Sibeth Ndiaye, porte-parole du gouvernement, et Edouard Philippe, premier ministre, à l’Assemblée nationale, le 23 juillet. / STEPHANE DE SAKUTIN / AFP

Dans leurs enquêtes sur les pratiques de François de Rugy, dévoilées mardi 23 juillet, Matignon et l’Assemblée nationale parviennent à la même conclusion. Au sujet des travaux qu’il a fait faire dans son appartement à l’hôtel de Roquelaure, le rapport du gouvernement estime que « les règles de la commande publique ont été globalement respectées ». En ce qui concerne ses dîners au Palais-Bourbon, le document de l’Assemblée affirme que M. de Rugy « n’a enfreint, directement ou indirectement, aucune règle et n’a commis aucune irrégularité ».

Et pourtant, dans un cas comme dans l’autre, les commanditaires de ces enquêtes ne se sont pas contentés de les publier. Même si son entourage se réjouit que « le sujet Rugy se dégonfle tout seul pour ce qui est de l’appartement de fonction », le premier ministre a jugé utile de produire une circulaire, ce même jour, « relative à l’exemplarité des membres du gouvernement ». « Au regard de leur sensibilité », une « attention particulière » doit être portée aux « dépenses directement liées aux fonctions ministérielles », juge Edouard Philippe.

Le premier ministre rappelle les règles édictées dans une circulaire de mai 2017, au début de son mandat, et notamment que les membres de son gouvernement doivent payer eux-mêmes leurs dépenses personnelles. Il a également décidé de durcir les conditions dans lesquelles sont décidés les travaux dans leur logement de fonction : s’ils coûtent plus de 20 000 euros – ceux de François de Rugy se sont élevés à 64 523 euros –, ils doivent désormais être « soumis à l’approbation du secrétariat général du gouvernement ».

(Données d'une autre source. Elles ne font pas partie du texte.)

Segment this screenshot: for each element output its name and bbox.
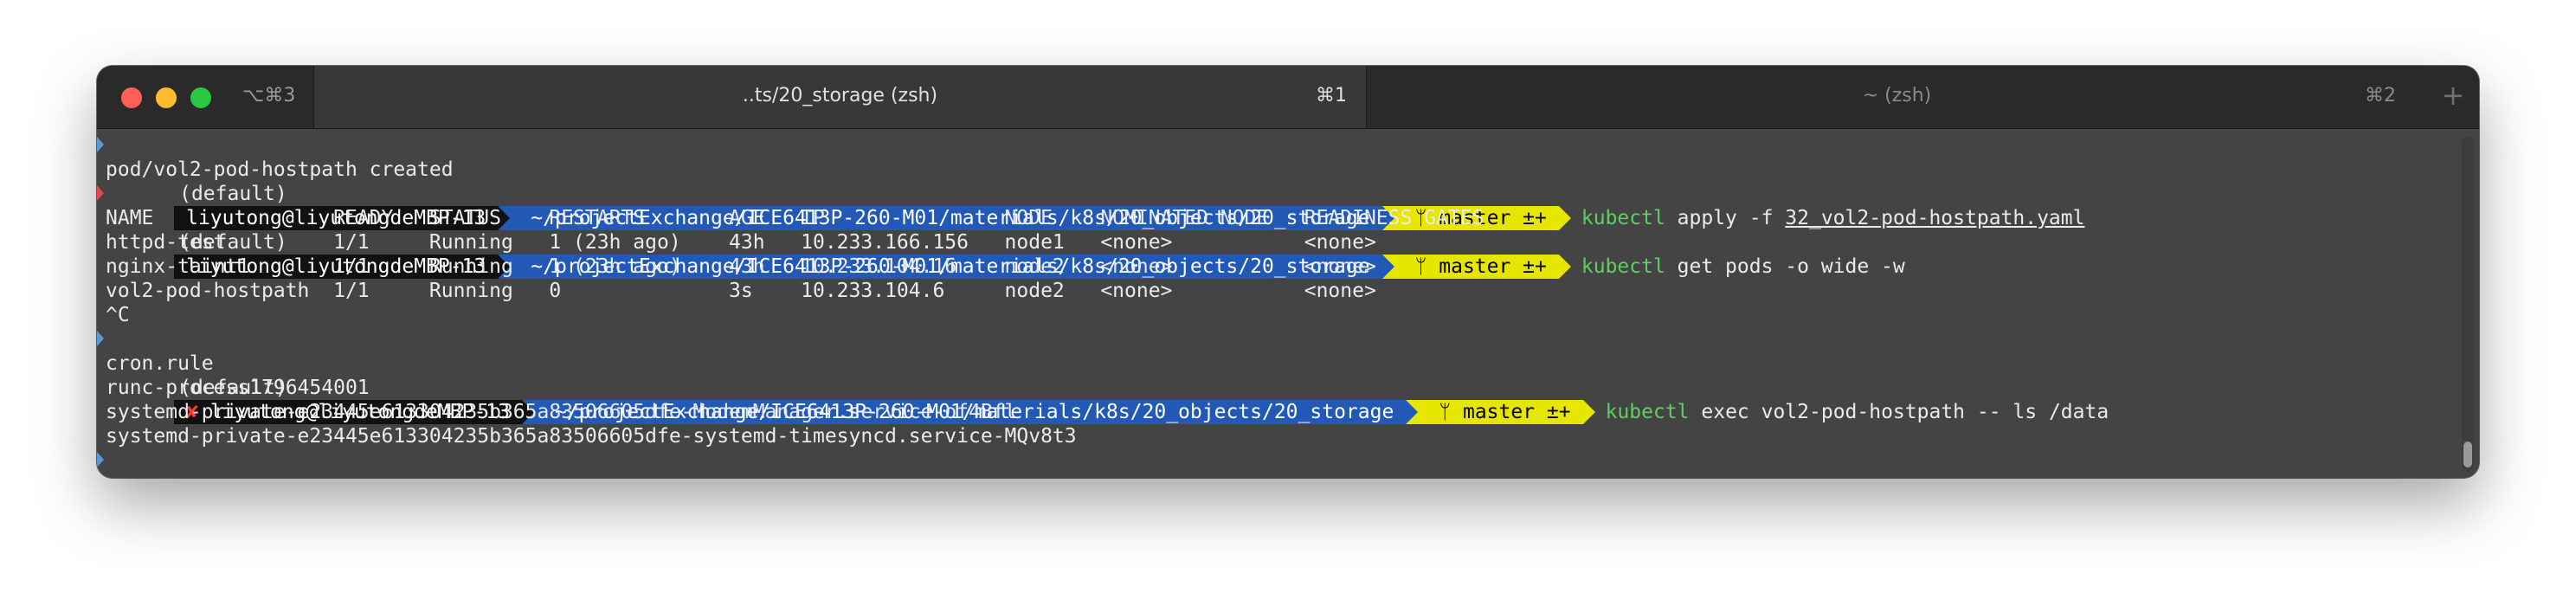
output-line: runc-process1796454001: [106, 377, 370, 399]
prompt-git: ᛘ master ±+: [1418, 400, 1583, 424]
title-bar: ⌥⌘3 ..ts/20_storage (zsh) ⌘1 ~ (zsh) ⌘2 …: [97, 66, 2479, 129]
tab-shortcut: ⌘1: [1316, 85, 1347, 106]
segment-arrow-icon: [1381, 255, 1394, 279]
output-line: systemd-private-e23445e613304235b365a835…: [106, 401, 1017, 423]
table-row: vol2-pod-hostpath 1/1 Running 0 3s 10.23…: [106, 280, 1376, 302]
table-row: nginx-taint1 1/1 Running 1 (23h ago) 43h…: [106, 255, 1376, 278]
command-name: kubectl: [1605, 401, 1690, 423]
git-branch: master ±+: [1462, 401, 1571, 423]
zoom-button[interactable]: [190, 87, 211, 108]
output-line: systemd-private-e23445e613304235b365a835…: [106, 425, 1077, 448]
tab-shortcut: ⌘2: [2365, 85, 2396, 106]
command-args: apply -f: [1665, 207, 1786, 229]
output-line: cron.rule: [106, 352, 214, 375]
prompt-mark-icon: [97, 452, 104, 467]
prompt-line: (default) liyutong@liyutongdeMBP-13~/pro…: [97, 182, 1905, 279]
table-header: NAME READY STATUS RESTARTS AGE IP NODE N…: [106, 207, 1484, 229]
segment-arrow-icon: [1558, 255, 1571, 279]
command-args: exec vol2-pod-hostpath -- ls /data: [1689, 401, 2109, 423]
tab-title: ..ts/20_storage (zsh): [742, 85, 938, 106]
terminal-content[interactable]: (default) liyutong@liyutongdeMBP-13 ~/pro…: [97, 130, 2479, 478]
prompt-mark-icon: [97, 331, 104, 346]
minimize-button[interactable]: [156, 87, 177, 108]
segment-arrow-icon: [1406, 400, 1419, 424]
table-row: httpd-test 1/1 Running 1 (23h ago) 43h 1…: [106, 231, 1376, 254]
prompt-git: ᛘ master ±+: [1394, 255, 1559, 279]
terminal-window: ⌥⌘3 ..ts/20_storage (zsh) ⌘1 ~ (zsh) ⌘2 …: [97, 66, 2479, 478]
output-line: pod/vol2-pod-hostpath created: [106, 158, 454, 181]
prompt-error-mark-icon: [97, 185, 104, 201]
interrupt-line: ^C: [106, 304, 130, 326]
command-name: kubectl: [1581, 255, 1665, 278]
command-file: 32_vol2-pod-hostpath.yaml: [1785, 207, 2085, 229]
segment-arrow-icon: [1558, 206, 1571, 230]
tab-home-zsh[interactable]: ~ (zsh) ⌘2: [1366, 66, 2427, 128]
segment-arrow-icon: [1582, 400, 1595, 424]
command-name: kubectl: [1581, 207, 1665, 229]
new-tab-button[interactable]: +: [2436, 78, 2470, 113]
scrollbar[interactable]: [2462, 137, 2474, 471]
branch-icon: ᛘ: [1439, 401, 1463, 423]
prompt-line: (default) liyutong@liyutongdeMBP-13~/pro…: [97, 133, 2084, 230]
prompt-line: (default) ✘ liyutong@liyutongdeMBP-13 ~/p…: [97, 327, 2109, 424]
window-shortcut: ⌥⌘3: [242, 85, 296, 106]
close-button[interactable]: [121, 87, 142, 108]
git-branch: master ±+: [1439, 255, 1547, 278]
tab-title: ~ (zsh): [1862, 85, 1932, 106]
branch-icon: ᛘ: [1414, 255, 1439, 278]
tab-storage-zsh[interactable]: ..ts/20_storage (zsh) ⌘1: [313, 66, 1366, 128]
command-args: get pods -o wide -w: [1665, 255, 1905, 278]
prompt-mark-icon: [97, 137, 104, 152]
prompt-line: (default) liyutong@liyutongdeMBP-13~/pro…: [97, 448, 1591, 473]
scrollbar-thumb[interactable]: [2463, 442, 2472, 467]
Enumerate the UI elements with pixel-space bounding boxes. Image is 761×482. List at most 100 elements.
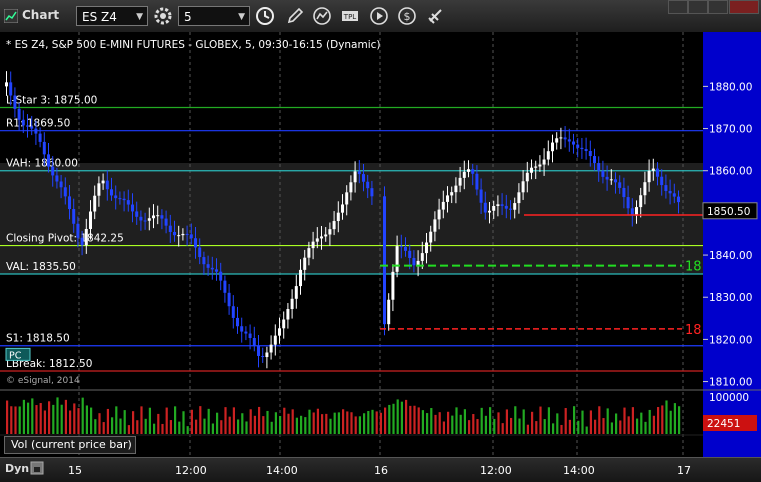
volume-bar	[627, 416, 630, 434]
symbol-input[interactable]: ES Z4 ▼	[76, 6, 148, 26]
volume-bar	[283, 407, 286, 434]
candle-body	[651, 168, 655, 171]
volume-bar	[547, 407, 550, 434]
maximize-button[interactable]	[708, 0, 728, 14]
candle-body	[517, 192, 521, 204]
volume-study-label[interactable]: Vol (current price bar)	[4, 436, 136, 454]
volume-bar	[619, 420, 622, 434]
candle-body	[269, 344, 273, 353]
volume-bar	[111, 417, 114, 434]
candle-body	[504, 205, 508, 209]
candle-body	[173, 231, 176, 236]
candle-body	[294, 286, 298, 299]
candle-body	[593, 156, 596, 164]
volume-bar	[384, 407, 387, 434]
volume-bar	[480, 407, 483, 434]
pencil-draw-icon[interactable]	[284, 5, 306, 27]
candle-body	[563, 137, 567, 140]
candle-body	[84, 228, 88, 246]
play-icon[interactable]	[368, 5, 390, 27]
link-icon[interactable]	[425, 5, 447, 27]
candle-body	[30, 126, 34, 129]
volume-bar	[673, 403, 676, 434]
volume-bar	[400, 401, 403, 434]
candle-body	[135, 211, 139, 217]
minimize-button[interactable]	[668, 0, 688, 14]
candle-body	[370, 188, 374, 197]
candle-body	[542, 159, 546, 165]
candle-body	[332, 221, 336, 230]
candle-body	[34, 128, 38, 134]
candle-body	[181, 233, 185, 236]
volume-bar	[602, 418, 605, 434]
volume-bar	[577, 420, 580, 434]
candle-body	[450, 192, 454, 196]
volume-bar	[258, 406, 261, 434]
volume-bar	[60, 404, 63, 434]
level-label: VAH: 1860.00	[6, 158, 78, 170]
volume-bar	[220, 420, 223, 434]
candle-body	[160, 215, 164, 219]
candle-body	[555, 138, 559, 143]
volume-bar	[157, 413, 160, 434]
volume-bar	[489, 407, 492, 434]
volume-bar	[325, 413, 328, 434]
time-tick-label: 16	[374, 464, 388, 477]
chevron-down-icon[interactable]: ▼	[136, 7, 143, 27]
volume-bar	[94, 419, 97, 434]
restore-button[interactable]	[688, 0, 708, 14]
chevron-down-icon[interactable]: ▼	[238, 7, 245, 27]
volume-bar	[316, 408, 319, 434]
volume-bar	[106, 408, 109, 434]
toolbar: Chart ES Z4 ▼ 5 ▼ TPL $	[0, 0, 761, 33]
price-chart[interactable]: L-Star 3: 1875.00 R1: 1869.50 VAH: 1860.00…	[0, 32, 761, 457]
candle-body	[677, 196, 680, 203]
candle-body	[509, 208, 512, 210]
time-tick-label: 17	[677, 464, 691, 477]
volume-bar	[510, 417, 513, 434]
candle-body	[530, 167, 533, 173]
candle-body	[147, 218, 151, 221]
dollar-icon[interactable]: $	[396, 5, 418, 27]
candle-body	[286, 309, 290, 320]
candle-body	[219, 271, 223, 281]
price-tick-label: 1830.00	[709, 292, 752, 304]
volume-bar	[434, 414, 437, 434]
close-button[interactable]	[729, 0, 759, 14]
template-icon[interactable]: TPL	[339, 5, 361, 27]
candle-body	[261, 355, 265, 358]
volume-bar	[304, 417, 307, 434]
candle-body	[122, 198, 126, 201]
volume-bar	[346, 411, 349, 434]
volume-bar	[312, 412, 315, 434]
candle-body	[500, 204, 504, 206]
volume-bar	[69, 410, 72, 434]
settings-gear-icon[interactable]	[152, 5, 174, 27]
candle-body	[336, 212, 340, 222]
interval-input[interactable]: 5 ▼	[178, 6, 250, 26]
study-icon[interactable]	[311, 5, 333, 27]
pc-badge[interactable]: PC	[9, 350, 22, 361]
candle-body	[51, 166, 55, 176]
candle-body	[206, 264, 210, 268]
candle-body	[345, 192, 349, 205]
volume-bar	[631, 407, 634, 434]
volume-bar	[140, 406, 143, 434]
volume-bar	[77, 408, 80, 434]
candle-body	[89, 211, 92, 229]
copyright-label: © eSignal, 2014	[6, 376, 80, 386]
volume-bar	[568, 419, 571, 434]
volume-bar	[31, 398, 34, 434]
volume-bar	[6, 400, 9, 434]
volume-bar	[132, 411, 135, 434]
candle-body	[647, 170, 651, 183]
volume-bar	[295, 417, 298, 434]
clock-icon[interactable]	[254, 5, 276, 27]
volume-bar	[363, 413, 366, 434]
candle-body	[114, 195, 118, 199]
candle-body	[131, 204, 134, 212]
candle-body	[362, 174, 365, 182]
candle-body	[185, 233, 189, 235]
candle-body	[55, 175, 59, 182]
candle-body	[9, 82, 13, 96]
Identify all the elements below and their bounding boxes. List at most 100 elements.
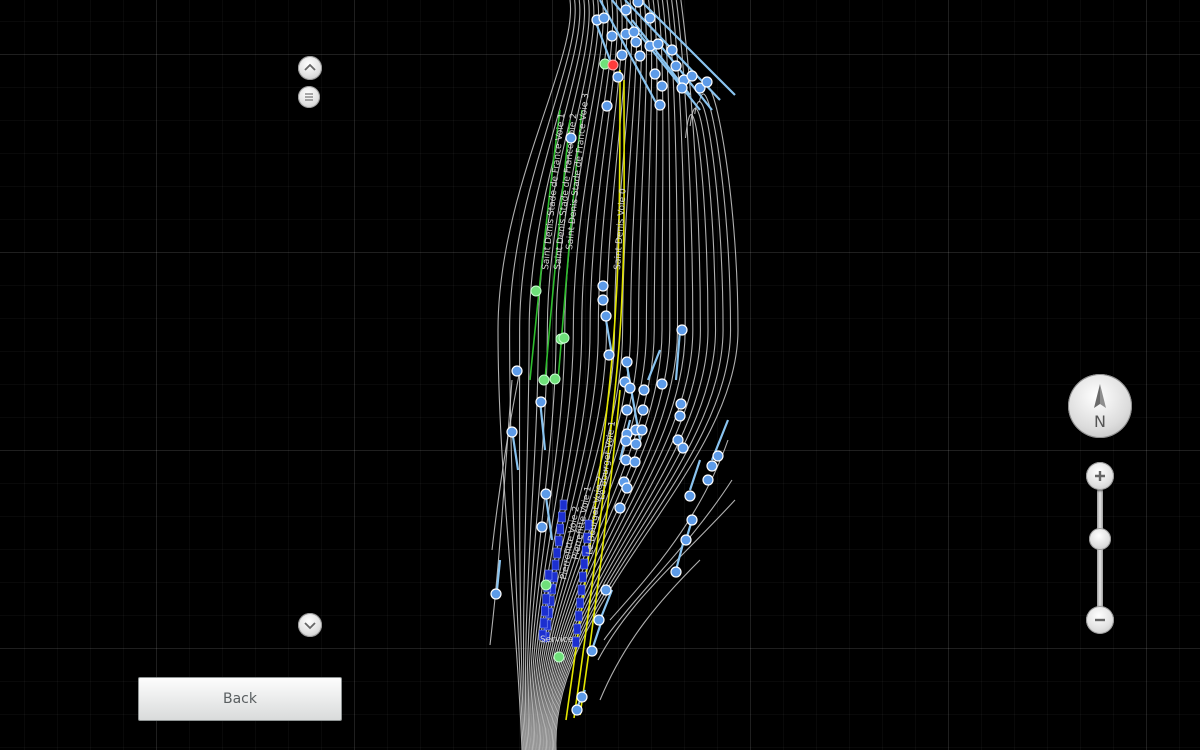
track-node	[620, 454, 632, 466]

Du côté de l’Assemblée nationale, Richard Ferrand, qui a succédé à François de Rugy à la présidence, lui aussi, ne veut pas en rester là. Mardi, il a annoncé la création d’un groupe de travail « pour renforcer les règles et procédures budgétaires de la présidence de l’Assemblée nationale ».

Au sommet de l’exécutif comme sur les bancs du Palais-Bourbon, on a retenu les leçons de l’affaire Benalla, qui au creux de l’été 2018 a révélé les dysfonctionnements de la Macronie et n’a cessé depuis d’empoisonner la vie de la majorité présidentielle. « On retombe, un an après Benalla, sur une affaire qui n’a rien à voir mais qui est venue réveiller les interrogations des Français sur les pratiques des dirigeants politiques », confie un proche du chef de l’Etat.

Pas question cette fois de minimiser les agissements du ministre, comme Emmanuel Macron et ses fidèles ont pu le faire avec l’ex-collaborateur du chef de l’Etat. Ni de le défendre envers et contre tout. Après avoir lancé l’acte II du quinquennat dans la foulée de la crise des « gilets jaunes » et être sorti renforcé des élections européennes, l’exécutif ne voulait pas prendre le risque de reperdre le terrain si durement gagné.

Délai inhabituellement court

LUDOVIC MARIN / AFP

Au début de la polémique, l’exécutif a fait passer un message à M. de Rugy : s’il conservait le soutien de l’Elysée, les faits devaient être examinés sur le fond. D’où la décision de lancer ces deux enquêtes dont les conclusions ont été publiées mardi.

« En faisant ça, on a créé les conditions de la maturation de François de Rugy », glisse un conseiller influent de l’exécutif. Comprendre : on l’a préparé à se mettre en état de démissionner. Ce que l’ancien candidat à la primaire à gauche a fait le 16 juillet, alors que Mediapart s’apprêtait à révéler qu’il avait, lorsqu’il était député de Loire-Atlantique, utilisé son allocation de frais de mandat pour payer une partie de ses cotisations à Europe Ecologie-Les Verts en 2013 et 2014. Une pratique illégale.

Avait-on anticipé sa décision à l’Elysée ? Toujours est-il que l’exécutif a communiqué sur le remplacement de François de Rugy par Elisabeth Borne quelques heures après la démission du ministre de la transition écologique et solidaire. Un délai inhabituellement court pour Emmanuel Macron, à qui il a jusqu’ici toujours fallu plusieurs jours pour remplacer ses ministres.

Reste une constante. Comme l’année dernière en pleine affaire Benalla, lorsqu’il avait stigmatisé cette presse qui « ne cherche plus la vérité », le président s’en est une nouvelle fois pris aux médias. Le 15 juillet, en marge d’une visite officielle en Serbie, Emmanuel Macron a ainsi dénoncé « la République de la délation. Il suffit que je sorte une photographie, dise des choses sur vous, sur n’importe qui, ça devient les Dix Petits Nègres ».